There are may issues of misogyny within Mexican Cinema. If the heroine is characterized as “strong”, she is also (without variation) portrayed as sexy, scantily clad, and packing heat. In short, femme fatale depictions are often disguised as symbols of empowerment and equalization while paradoxically playing into a long standing culture of sexual objectification and violence against women.
Q: What types of media/art are you using for this exhibition?
“Packing Heat” is an installation comprised of drawings, photographs, and sculptural elements.
Q: What would you like to see or try out in the future with your art?
I’m interested in further exploring 3-D work.
Q: What is the ultimate message you would like to express with this exhibition or with any of your other works?
Mediated images within fan culture, tabloids, and negative representations of race and ethnicity are pernicious. We need to continually have a discourse that allows us to fully understand the impact media has on our society. My work attempts to contribute a language and accessibility to evaluate these issues.
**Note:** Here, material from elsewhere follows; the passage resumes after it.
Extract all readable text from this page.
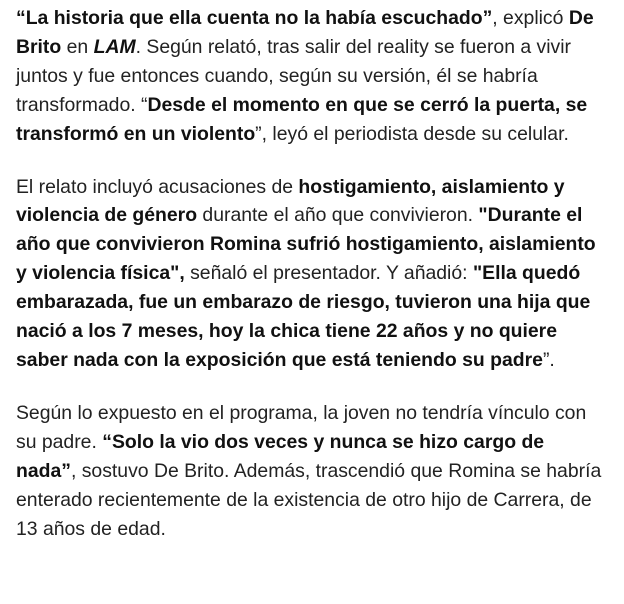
“La historia que ella cuenta no la había escuchado”, explicó De Brito en LAM. Según relató, tras salir del reality se fueron a vivir juntos y fue entonces cuando, según su versión, él se habría transformado. “Desde el momento en que se cerró la puerta, se transformó en un violento”, leyó el periodista desde su celular.

El relato incluyó acusaciones de hostigamiento, aislamiento y violencia de género durante el año que convivieron. "Durante el año que convivieron Romina sufrió hostigamiento, aislamiento y violencia física", señaló el presentador. Y añadió: "Ella quedó embarazada, fue un embarazo de riesgo, tuvieron una hija que nació a los 7 meses, hoy la chica tiene 22 años y no quiere saber nada con la exposición que está teniendo su padre”.

Según lo expuesto en el programa, la joven no tendría vínculo con su padre. “Solo la vio dos veces y nunca se hizo cargo de nada”, sostuvo De Brito. Además, trascendió que Romina se habría enterado recientemente de la existencia de otro hijo de Carrera, de 13 años de edad.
Any last words or shout-outs…
A very heartfelt thank you to Karla Diaz and Mario Ybarra Jr. for their continued support and mentorship–truly an education of good will, courage and tenacity. Also a special shout-out to Slanguage artists Elizabeth Aguilar, Tony Lopez, Steve de la Torre, and Shonowa Villalobos for their tireless hard work and feedback.
Come support Angelica and Slanguage! Hope to see you there.
Opening ReceptionWhen: Saturday, September 11, 2010 Where: Slanguage Time: 7 p.m. to 10 p.m 640 N. Avalon Blvd. Wilmington, CA 90744 310.549.3527 Exhibition dates run thru 9-11-10 to 10-31-10
SLANGAIR (Artist in Residency)
This is the third exhibition as part of the Slanguage residency program, SLANGAIR (Artist in Residency), which annually invites artists from Wilmington, from California, including one from Los Angeles, a national artist, and an international artist to the studio. During their time at Slanguage, each artist builds a body of work to show at the studio’s gallery space and may or may not include teaching a workshop and leading a lecture or panel discussion.